Jeudi, le gouvernement progressiste-conservateur ontarien a sabordé l’Université de l’Ontario français par une simple phrase à la page 20 de sa mise à jour économique.

Le projet, recommandé par le Commissariat aux services en français, a fait l’objet d’une loi adoptée en décembre 2017 et devait accueillir ses premiers étudiants dès 2020.

La phrase en question se lit comme suit : « De plus, un examen plus détaillé de la situation financière de la province a amené le gouvernement à annuler les plans de création d’une nouvelle université de langue française. »

L’Assemblée de la francophonie de l’Ontario s’est également indignée, jeudi, de l’abolition du Commissariat aux services en français, qui va désormais oeuvrer au sein du bureau de l’ombudsman.


La décision de Ford provoque une lutte politique partisane à Ottawa

La décision du gouvernement de Doug Ford de couper dans les services aux francophones a rebondi sur la scène fédérale, les libéraux tentant d’associer les conservateurs aux annonces controversées du premier ministre ontarien.

C’est en grande partie la réaction de la ministre responsable des langues officielles, Mélanie Joly, qui a piqué les conservateurs au vif. Ils ont été plusieurs à l’accuser d’exploiter l’enjeu à des fins partisanes sur les réseaux sociaux.

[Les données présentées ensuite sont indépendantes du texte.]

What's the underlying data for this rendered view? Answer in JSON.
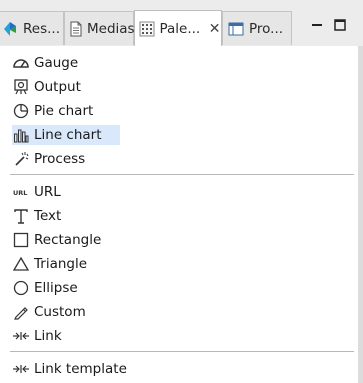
{
  "tabs": [
    {
      "label": "Res...",
      "icon": "resources-icon"
    },
    {
      "label": "Medias",
      "icon": "document-icon"
    },
    {
      "label": "Pale...",
      "icon": "palette-icon",
      "active": true
    },
    {
      "label": "Pro...",
      "icon": "properties-icon"
    }
  ],
  "tab_close_glyph": "✕",
  "palette": {
    "group1": [
      {
        "label": "Gauge",
        "icon": "gauge-icon"
      },
      {
        "label": "Output",
        "icon": "output-icon"
      },
      {
        "label": "Pie chart",
        "icon": "pie-chart-icon"
      },
      {
        "label": "Line chart",
        "icon": "line-chart-icon",
        "selected": true
      },
      {
        "label": "Process",
        "icon": "process-icon"
      }
    ],
    "group2": [
      {
        "label": "URL",
        "icon": "url-icon"
      },
      {
        "label": "Text",
        "icon": "text-icon"
      },
      {
        "label": "Rectangle",
        "icon": "rectangle-icon"
      },
      {
        "label": "Triangle",
        "icon": "triangle-icon"
      },
      {
        "label": "Ellipse",
        "icon": "ellipse-icon"
      },
      {
        "label": "Custom",
        "icon": "pencil-icon"
      },
      {
        "label": "Link",
        "icon": "link-icon"
      }
    ],
    "group3": [
      {
        "label": "Link template",
        "icon": "link-template-icon"
      }
    ]
  },
  "colors": {
    "selection": "#d9e8fb",
    "tabbar": "#ececec",
    "accent_green": "#2e9c46",
    "accent_blue": "#1f6fc4"
  }
}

La ministre Joly a été prise à parti pour avoir directement interpellé le chef du Parti conservateur, Andrew Scheer, à qui elle a demandé de se « tenir debout et défendre les francophones » face aux assauts de Doug Ford, qu’elle a présenté comme son « allié ».

Le chef de cabinet du chef Scheer, Marc-André Leclerc, a notamment écrit sur Twitter que « comme fier bleuet du Lac-Saint-Jean », il était « très heureux de servir un chef » qui « défend et travaille pour tous les francophones à travers le pays ».

Il a ajouté que cette « attaque » de la ministre Joly était « de la basse politique » pas « à la hauteur de [sa] fonction ».

Quant au député conservateur Alain Rayes, il a fait valoir sur le même réseau social que les libéraux sont au pouvoir depuis trois ans, et demandant à Mélanie Joly ce que Justin Trudeau allait faire, lui, pour défendre les francophones hors Québec.

Le premier ministre Ford a provoqué la colère de la communauté franco-ontarienne en annonçant discrètement, jeudi, dans son énoncé économique automnal, l’abandon du projet d’université francophone à Toronto et l’abolition du Commissariat aux services en français de l’Ontario.